Canada is one of 15 countries to have their performance rated “highly insufficient” in Climate Action Tracker (CAT)’s latest rating of governments’ emission reduction plans under the Paris climate agreement.
Out of the 39 countries included in the analysis, accounting for 80% of global emissions, 29 have plans that are insufficient, highly insufficient, or critically insufficient, CAT concludes. That adds up to a bleak assessment for any hopes of keeping average global warming below the Paris target of 1.5°C.
“Almost every government in the world isn’t doing enough to cut greenhouse gas emissions, making it likely global temperatures will rise beyond the tipping point of 1.5°C in coming years,” Bloomberg Green writes, citing the report. “An increasing number of people around the world are suffering from ever more severe and frequent impacts of climate change, yet government action continues to lag behind what is needed,” said Bill Hare, CEO of Climate Analytics, one of the partner organizations in the CAT consortium.

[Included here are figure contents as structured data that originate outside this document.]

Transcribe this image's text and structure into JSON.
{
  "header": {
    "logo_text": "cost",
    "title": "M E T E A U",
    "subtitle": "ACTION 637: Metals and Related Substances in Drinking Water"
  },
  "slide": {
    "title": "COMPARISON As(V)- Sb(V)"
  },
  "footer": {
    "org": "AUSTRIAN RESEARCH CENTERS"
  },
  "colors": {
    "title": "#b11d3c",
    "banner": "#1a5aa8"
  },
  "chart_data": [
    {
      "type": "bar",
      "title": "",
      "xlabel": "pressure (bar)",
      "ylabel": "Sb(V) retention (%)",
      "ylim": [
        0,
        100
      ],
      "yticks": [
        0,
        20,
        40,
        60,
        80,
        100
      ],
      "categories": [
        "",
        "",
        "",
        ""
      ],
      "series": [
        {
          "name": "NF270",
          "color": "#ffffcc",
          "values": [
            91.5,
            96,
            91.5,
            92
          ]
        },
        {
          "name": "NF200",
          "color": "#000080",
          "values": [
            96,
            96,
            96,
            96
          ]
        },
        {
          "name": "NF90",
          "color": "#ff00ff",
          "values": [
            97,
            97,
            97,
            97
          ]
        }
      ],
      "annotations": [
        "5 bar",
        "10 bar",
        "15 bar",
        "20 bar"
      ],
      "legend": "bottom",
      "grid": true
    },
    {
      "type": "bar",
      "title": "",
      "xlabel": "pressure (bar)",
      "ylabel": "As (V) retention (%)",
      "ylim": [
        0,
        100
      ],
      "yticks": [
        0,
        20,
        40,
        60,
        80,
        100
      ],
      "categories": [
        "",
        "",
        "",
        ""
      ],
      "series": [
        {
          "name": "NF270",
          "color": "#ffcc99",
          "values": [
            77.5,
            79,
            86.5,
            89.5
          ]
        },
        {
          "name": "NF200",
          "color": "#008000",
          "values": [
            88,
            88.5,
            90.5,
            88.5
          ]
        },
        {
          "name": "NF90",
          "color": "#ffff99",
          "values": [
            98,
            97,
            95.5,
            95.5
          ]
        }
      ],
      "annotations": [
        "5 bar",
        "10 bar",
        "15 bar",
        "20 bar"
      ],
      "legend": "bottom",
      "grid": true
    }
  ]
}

“We absolutely need more governments to step up” and increase their climate ambition under the Paris deal, the consortium wrote in an email this week. “There are too many, especially amongst the big emitters and developed countries, who have not done so,” with about 70 countries failing to file any update at all with the United Nations climate secretariat.
Canada’s policies and actions to date set a course for average global warming between 3.0 and 4.0°C if the rest of the world followed suit, the Tracker says. The country shares the “highly insufficient” rating with big emitters like Australia, Brazil, China, India, and Indonesia, among others. Iran, Russia, Saudi Arabia, Singapore, and Thailand all landed in the highly-coveted “critically insufficient” category, consistent with a devastating 4.0°C world.
Only Gambia has a climate program that is fully compatible with the 1.5°C Paris target, while seven countries—Costa Rica, Ethiopia, Kenya, Morocco, Nepal, Nigeria, and the United Kingdom—are rated “almost sufficient”. Climate negotiators, policy-makers, international agencies, business and finance groups, and citizens around the world have been pushing hard for the 1.5°C target, knowing that every one-tenth of a degree between 1.5 and 2.0°C—or, for that matter, between 1.0 and 1.5°—is “a choice between life or death”.
The Tracker acknowledges a half-dozen recent policy developments in Canada, including an escalating carbon price through 2030, a 2035 target for all new passenger vehicles to be zero-emission, new methane reduction targets for the fossil industry, and a 30% reduction in nitrous oxide emissions from fertilizers, “which have substantially increased since 2005”.
“If Canada can successfully implement all of these announced plans, it would go a long way to closing the ambition gap and its rating would improve to ‘almost sufficient’,” CAT writes. But to get there, “Canada needs to walk the talk when it comes to policy implementation.”
Until now, “for every step forward, Canada also seems to take two steps back,” the Tracker says. “It continues to expand its pipeline capacity for fossil fuels, even though modelling by its own energy regulator shows that the additional capacity exceeds available supply under even relatively unambitious climate policy.”
The CAT assessment goes into detail on what’s worked and what hasn’t in Canadian climate strategy to date, including its approaches to domestic emissions reductions, climate finance, land use and forestry, net-zero targeting, and assuming a fair share of the international responsibility to cut carbon.
“Although we’ve been making significant progress by increasing our targets and implementing new actions, our policies still are not modelled to meet the requirements in our targets,” Tom Gunton, a professor of resource and environmental planning at Simon Fraser University, told CBC. “And our targets are still not consistent with the Paris climate goals to achieve a warming of no more than 1.5 to two degrees.”